Notwithstanding the limitation of assuming the graph is embedded in a coordinate space where you can try to measure angles, I think this algorithm still doesn't work.
I may be missing a detail, but it seems to fail on a graph consisting of a loop with some extra edges branching off the loop toward its interior and some edges branching off toward the exterior. The left hand walk hits a dead end in one branch, and the right hand walk dead ends in the other, no matter where on the loop you start (except for some special cases).
Hmm I'm having a hard time visualizing your counter example, I'll try to think of it some more. An important detail I left out though is that in my problem sets edges do not cross, which I suppose simplifies the entire problem a lot :-)
Aha! Yes to fix these cases a bit of bookkeeping is needed: a protruding edge like that would force the "walking" to back up, because its a dead end indeed. However, it also immediately means such an edge is not part of any loops, can be marked as such, and ignored upon retracing the steps.
It's an edge case that should be handled, but does not prevent the general algo from working.

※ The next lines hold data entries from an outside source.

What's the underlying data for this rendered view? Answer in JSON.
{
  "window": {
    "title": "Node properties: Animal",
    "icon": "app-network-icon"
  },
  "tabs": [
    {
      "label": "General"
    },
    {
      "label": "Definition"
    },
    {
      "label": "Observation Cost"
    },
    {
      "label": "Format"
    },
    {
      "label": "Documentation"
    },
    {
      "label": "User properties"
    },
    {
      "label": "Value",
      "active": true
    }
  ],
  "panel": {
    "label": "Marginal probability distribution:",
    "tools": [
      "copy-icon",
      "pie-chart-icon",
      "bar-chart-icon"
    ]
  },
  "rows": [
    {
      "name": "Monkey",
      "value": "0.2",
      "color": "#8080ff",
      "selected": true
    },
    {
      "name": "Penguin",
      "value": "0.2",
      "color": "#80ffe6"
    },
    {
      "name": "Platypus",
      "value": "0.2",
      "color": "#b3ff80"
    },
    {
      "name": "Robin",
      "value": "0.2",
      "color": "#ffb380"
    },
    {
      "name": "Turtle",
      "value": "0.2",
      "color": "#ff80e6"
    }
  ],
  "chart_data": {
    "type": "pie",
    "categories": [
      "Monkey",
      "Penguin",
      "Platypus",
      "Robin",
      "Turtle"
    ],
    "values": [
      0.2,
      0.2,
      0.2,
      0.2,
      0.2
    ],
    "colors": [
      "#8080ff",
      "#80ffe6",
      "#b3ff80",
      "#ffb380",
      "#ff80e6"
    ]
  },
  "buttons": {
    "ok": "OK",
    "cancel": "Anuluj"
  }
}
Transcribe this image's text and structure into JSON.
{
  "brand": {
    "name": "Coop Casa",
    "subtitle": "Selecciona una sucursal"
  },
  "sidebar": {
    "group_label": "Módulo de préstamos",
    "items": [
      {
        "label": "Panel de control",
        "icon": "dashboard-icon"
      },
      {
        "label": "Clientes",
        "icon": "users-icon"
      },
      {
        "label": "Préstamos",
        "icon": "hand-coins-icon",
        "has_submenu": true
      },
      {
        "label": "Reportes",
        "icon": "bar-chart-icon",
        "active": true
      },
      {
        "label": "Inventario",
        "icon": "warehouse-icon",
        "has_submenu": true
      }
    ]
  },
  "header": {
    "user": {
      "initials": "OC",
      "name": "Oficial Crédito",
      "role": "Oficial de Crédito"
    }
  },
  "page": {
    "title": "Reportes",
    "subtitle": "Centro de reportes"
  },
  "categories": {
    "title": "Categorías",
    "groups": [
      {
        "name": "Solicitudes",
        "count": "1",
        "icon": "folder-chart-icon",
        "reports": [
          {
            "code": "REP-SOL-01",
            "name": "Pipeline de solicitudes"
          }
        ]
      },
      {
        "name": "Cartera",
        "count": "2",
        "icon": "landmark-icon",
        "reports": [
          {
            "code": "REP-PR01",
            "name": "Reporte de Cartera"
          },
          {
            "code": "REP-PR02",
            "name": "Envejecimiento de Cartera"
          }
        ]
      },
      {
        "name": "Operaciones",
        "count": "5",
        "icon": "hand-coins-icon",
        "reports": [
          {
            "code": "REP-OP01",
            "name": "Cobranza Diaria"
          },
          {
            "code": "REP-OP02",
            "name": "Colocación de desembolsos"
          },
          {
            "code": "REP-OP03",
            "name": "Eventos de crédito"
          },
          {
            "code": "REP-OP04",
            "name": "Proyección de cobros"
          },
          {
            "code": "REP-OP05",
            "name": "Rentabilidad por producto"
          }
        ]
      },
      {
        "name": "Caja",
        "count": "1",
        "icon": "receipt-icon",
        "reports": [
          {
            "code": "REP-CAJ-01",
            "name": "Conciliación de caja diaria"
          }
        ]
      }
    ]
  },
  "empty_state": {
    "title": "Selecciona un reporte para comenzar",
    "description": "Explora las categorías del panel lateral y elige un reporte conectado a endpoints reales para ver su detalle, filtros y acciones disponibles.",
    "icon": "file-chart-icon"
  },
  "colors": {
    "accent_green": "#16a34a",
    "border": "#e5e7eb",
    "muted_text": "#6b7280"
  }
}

Ah yeah, if you're not trying to identify all loops but just check if some loops exist then that works. I think you can dispense with the "walking around taking clockwise/anticlockwise edges" part though. If you repeatedly do the "remove all nodes with only 1 edge going to them" step then you've already identified whether or not at least one loop exists.
Repeatedly removing those edges would help indeed! I am interested in finding the loops, but in the example provided the "dead end" edges do not contribute to the loop. Officially a loop is not allowed to contain the same vertex twice (besides start/end), otherwise any sequence of vertices could be considered a loop just by repeating them in reverse order.
However, indeed it remains true that it does not find all loops, only the smallest set of loops that cover all edges.
I may be missing a detail, but it seems to fail on a graph consisting of a loop with some extra edges branching off the loop toward its interior and some edges branching off toward the exterior. The left hand walk hits a dead end in one branch, and the right hand walk dead ends in the other, no matter where on the loop you start (except for some special cases).